Cowart quedó desconcertado ante aquellos repentinos cambios. Parecían más que simples variaciones de tono y acento. Los cambios de entonación iban acompañados de alteraciones en el gesto y la expresión, de manera que Robert Earl Ferguson se transformaba en la imagen que proyectaba con su voz.
– Impresionante -reconoció Cowart-. Tiene buen oído.
Ferguson asintió con la cabeza.
– Mire, los tres acentos reflejan mis tres orígenes. Nací en Newark, Nueva Jersey. Mi madre era una criada. Cada día a las seis de la mañana solía hacer un largo recorrido de ida en autobús hasta los barrios residenciales y de vuelta por la noche, día sí, día no, para limpiar las casas de los blancos. Mi padre estaba en el ejército, y desapareció cuando yo tenía tres o cuatro años. De todas formas, no estaban casados.

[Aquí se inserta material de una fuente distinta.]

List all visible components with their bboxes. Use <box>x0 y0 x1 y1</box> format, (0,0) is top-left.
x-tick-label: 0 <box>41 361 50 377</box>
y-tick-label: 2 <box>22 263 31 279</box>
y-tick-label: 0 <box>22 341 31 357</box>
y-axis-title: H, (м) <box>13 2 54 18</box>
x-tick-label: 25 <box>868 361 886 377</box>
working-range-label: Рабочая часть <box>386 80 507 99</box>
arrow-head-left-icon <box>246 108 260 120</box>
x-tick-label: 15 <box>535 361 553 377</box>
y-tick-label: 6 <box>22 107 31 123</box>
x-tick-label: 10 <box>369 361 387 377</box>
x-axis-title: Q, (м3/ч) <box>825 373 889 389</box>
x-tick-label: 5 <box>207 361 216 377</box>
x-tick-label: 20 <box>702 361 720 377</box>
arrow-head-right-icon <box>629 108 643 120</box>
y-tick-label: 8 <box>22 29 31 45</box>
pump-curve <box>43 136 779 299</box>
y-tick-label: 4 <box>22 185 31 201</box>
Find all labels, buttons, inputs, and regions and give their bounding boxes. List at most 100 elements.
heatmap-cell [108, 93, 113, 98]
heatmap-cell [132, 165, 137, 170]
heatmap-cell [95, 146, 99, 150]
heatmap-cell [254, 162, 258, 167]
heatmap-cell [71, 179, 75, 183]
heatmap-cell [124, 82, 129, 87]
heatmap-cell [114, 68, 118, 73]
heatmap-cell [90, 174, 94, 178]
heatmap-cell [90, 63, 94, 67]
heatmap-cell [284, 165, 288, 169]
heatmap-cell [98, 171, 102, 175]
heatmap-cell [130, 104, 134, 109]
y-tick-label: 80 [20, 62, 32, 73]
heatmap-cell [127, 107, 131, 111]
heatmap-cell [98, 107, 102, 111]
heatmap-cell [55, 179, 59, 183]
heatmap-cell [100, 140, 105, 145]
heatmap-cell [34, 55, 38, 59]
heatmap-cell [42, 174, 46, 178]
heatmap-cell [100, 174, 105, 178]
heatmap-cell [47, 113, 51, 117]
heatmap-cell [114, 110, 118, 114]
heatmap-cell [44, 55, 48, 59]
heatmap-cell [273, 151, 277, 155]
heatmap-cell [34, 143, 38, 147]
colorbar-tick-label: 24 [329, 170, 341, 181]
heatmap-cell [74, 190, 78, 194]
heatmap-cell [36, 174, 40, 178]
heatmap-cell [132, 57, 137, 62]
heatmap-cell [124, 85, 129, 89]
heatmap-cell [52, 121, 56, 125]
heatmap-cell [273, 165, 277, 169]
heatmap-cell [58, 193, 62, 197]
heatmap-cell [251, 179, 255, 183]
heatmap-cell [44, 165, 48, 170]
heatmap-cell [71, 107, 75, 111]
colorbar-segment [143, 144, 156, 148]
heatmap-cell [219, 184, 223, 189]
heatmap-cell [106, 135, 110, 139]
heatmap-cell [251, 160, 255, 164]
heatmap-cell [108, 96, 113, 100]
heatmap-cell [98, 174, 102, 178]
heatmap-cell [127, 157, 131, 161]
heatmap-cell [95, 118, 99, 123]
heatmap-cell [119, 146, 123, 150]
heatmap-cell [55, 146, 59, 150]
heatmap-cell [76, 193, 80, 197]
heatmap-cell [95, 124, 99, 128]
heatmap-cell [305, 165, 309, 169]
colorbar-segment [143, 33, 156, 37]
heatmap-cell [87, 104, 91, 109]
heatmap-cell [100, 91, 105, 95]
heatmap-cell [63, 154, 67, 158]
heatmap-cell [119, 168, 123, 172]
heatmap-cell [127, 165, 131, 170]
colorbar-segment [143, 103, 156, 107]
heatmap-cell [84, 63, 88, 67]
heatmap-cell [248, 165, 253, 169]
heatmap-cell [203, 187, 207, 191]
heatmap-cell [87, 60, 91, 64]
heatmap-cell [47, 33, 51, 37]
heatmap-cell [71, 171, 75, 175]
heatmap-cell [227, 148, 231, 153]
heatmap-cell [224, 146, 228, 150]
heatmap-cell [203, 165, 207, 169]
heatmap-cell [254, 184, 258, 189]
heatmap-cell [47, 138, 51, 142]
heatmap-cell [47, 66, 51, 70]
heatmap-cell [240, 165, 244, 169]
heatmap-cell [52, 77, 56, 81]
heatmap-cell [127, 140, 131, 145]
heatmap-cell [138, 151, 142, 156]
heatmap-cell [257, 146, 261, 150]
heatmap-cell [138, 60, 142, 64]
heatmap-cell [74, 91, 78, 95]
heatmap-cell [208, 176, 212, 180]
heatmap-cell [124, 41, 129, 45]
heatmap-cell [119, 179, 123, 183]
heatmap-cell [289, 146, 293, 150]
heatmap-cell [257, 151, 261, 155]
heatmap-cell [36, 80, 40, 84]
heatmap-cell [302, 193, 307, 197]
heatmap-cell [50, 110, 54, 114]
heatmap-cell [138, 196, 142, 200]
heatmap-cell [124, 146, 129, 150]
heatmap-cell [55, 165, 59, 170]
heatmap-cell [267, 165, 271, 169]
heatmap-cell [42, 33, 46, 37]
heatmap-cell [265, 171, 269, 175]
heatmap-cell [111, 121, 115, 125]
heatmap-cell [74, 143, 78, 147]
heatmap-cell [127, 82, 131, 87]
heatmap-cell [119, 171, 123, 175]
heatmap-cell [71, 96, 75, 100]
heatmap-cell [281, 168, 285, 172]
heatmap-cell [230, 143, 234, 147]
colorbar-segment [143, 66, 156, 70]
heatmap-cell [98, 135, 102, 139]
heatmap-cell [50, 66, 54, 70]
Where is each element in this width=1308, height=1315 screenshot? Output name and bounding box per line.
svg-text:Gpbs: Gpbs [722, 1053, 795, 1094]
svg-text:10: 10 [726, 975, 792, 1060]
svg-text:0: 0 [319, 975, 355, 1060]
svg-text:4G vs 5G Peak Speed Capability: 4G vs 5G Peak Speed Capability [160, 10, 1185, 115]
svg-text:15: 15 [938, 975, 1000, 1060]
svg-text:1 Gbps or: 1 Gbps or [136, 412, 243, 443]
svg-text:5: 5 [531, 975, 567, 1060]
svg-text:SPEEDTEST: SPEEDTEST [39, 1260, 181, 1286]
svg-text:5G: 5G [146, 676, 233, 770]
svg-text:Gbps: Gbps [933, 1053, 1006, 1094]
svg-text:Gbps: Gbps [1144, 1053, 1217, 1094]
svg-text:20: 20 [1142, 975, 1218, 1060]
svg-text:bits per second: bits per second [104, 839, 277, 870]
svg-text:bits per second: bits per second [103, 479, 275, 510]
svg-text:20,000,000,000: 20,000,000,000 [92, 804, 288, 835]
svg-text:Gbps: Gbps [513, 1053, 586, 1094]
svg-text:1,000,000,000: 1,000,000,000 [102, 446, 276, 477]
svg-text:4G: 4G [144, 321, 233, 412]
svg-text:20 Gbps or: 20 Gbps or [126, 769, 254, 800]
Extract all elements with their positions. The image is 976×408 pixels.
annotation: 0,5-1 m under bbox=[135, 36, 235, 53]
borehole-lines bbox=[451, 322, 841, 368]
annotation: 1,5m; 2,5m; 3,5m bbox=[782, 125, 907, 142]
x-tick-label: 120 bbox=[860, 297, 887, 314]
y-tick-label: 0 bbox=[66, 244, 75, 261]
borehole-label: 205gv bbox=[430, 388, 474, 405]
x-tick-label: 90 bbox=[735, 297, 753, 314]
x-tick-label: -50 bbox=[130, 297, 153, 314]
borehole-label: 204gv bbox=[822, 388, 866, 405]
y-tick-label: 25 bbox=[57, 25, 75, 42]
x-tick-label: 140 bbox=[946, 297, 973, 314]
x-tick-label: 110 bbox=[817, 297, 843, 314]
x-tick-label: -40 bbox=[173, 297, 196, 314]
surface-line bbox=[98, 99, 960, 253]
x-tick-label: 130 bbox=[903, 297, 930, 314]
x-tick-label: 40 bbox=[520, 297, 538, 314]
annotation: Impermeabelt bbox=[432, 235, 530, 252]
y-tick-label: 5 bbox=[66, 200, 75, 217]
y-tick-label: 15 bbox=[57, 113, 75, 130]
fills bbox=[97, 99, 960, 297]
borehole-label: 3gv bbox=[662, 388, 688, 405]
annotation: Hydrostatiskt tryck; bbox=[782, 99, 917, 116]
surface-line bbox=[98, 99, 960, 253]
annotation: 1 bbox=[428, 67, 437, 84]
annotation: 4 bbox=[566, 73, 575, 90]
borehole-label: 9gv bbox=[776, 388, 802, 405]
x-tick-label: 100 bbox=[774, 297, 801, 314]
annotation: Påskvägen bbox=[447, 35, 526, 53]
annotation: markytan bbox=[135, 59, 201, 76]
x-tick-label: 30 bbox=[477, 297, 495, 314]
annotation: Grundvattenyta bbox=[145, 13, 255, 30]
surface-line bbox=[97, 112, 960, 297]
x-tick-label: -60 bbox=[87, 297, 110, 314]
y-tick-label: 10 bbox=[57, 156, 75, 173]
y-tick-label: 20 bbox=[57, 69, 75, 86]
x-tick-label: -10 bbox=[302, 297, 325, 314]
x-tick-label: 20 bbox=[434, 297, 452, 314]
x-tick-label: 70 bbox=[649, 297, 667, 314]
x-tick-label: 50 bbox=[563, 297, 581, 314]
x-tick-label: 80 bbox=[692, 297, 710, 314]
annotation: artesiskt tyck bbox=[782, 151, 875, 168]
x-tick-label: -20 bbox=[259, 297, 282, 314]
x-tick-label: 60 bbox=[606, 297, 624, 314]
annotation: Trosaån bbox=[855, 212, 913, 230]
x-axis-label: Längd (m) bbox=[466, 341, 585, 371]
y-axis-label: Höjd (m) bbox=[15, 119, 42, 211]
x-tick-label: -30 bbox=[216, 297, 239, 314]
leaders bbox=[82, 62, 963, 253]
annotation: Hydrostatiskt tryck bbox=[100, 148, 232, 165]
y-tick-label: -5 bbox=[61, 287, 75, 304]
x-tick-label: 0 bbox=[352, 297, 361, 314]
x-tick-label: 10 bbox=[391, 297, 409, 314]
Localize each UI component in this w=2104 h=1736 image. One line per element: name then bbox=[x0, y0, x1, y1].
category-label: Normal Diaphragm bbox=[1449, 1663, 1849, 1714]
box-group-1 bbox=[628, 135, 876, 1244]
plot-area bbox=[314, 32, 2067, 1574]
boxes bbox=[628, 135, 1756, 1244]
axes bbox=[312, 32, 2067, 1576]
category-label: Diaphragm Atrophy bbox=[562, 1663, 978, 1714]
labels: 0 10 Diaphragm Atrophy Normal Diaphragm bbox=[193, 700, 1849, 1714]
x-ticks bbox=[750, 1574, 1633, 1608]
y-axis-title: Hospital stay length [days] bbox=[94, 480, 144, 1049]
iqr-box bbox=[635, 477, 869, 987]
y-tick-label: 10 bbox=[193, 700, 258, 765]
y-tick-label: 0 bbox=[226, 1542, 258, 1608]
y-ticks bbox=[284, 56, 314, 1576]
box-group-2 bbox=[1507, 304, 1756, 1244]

Luego, con siete años, mi madre murió. Nos dijeron que había sido un ataque de corazón, pero nunca lo supe a ciencia cierta. Sólo sé que un día le costaba respirar y fue caminando al hospital, y ésa fue la última vez que la vimos. Yo tuve que irme a Pachoula, a vivir con mi abuela. No tiene idea de lo que aquello representaba para un niño. Salir de aquel gueto e ir a parar a un lugar con árboles y ríos y aire puro. Creía estar en el paraíso, aunque no tuviéramos agua corriente ni electricidad. Aquéllos fueron los mejores años de mi vida. Solía ir caminando a la escuela; de noche leía a la luz de las velas; comíamos los peces que yo pescaba en los arroyos. Era como vivir en el siglo pasado. Pensaba que nunca me marcharía de allí, hasta que mi abuela enfermó. Temía no poder cuidar de mí, así que se decidió que regresara a Newark, donde viviría con mi tía y su nuevo marido. Ahí acabé el instituto para entrar en la universidad. Pero me encantaba visitar a mi abuela. En vacaciones solía viajar en el autobús nocturno de Newark a Atlanta, donde hacía transbordo al que se dirigía a Mobile, para luego tomar el que iba a Pachoula. Podía prescindir de la ciudad. De hecho, supongo que me consideraba un tipo de pueblo. Newark no me entusiasmaba. -Sacudió la cabeza y esbozó una sonrisa-. Esos malditos viajes en autobús -murmuró-. Ahí empezaron todos mis problemas.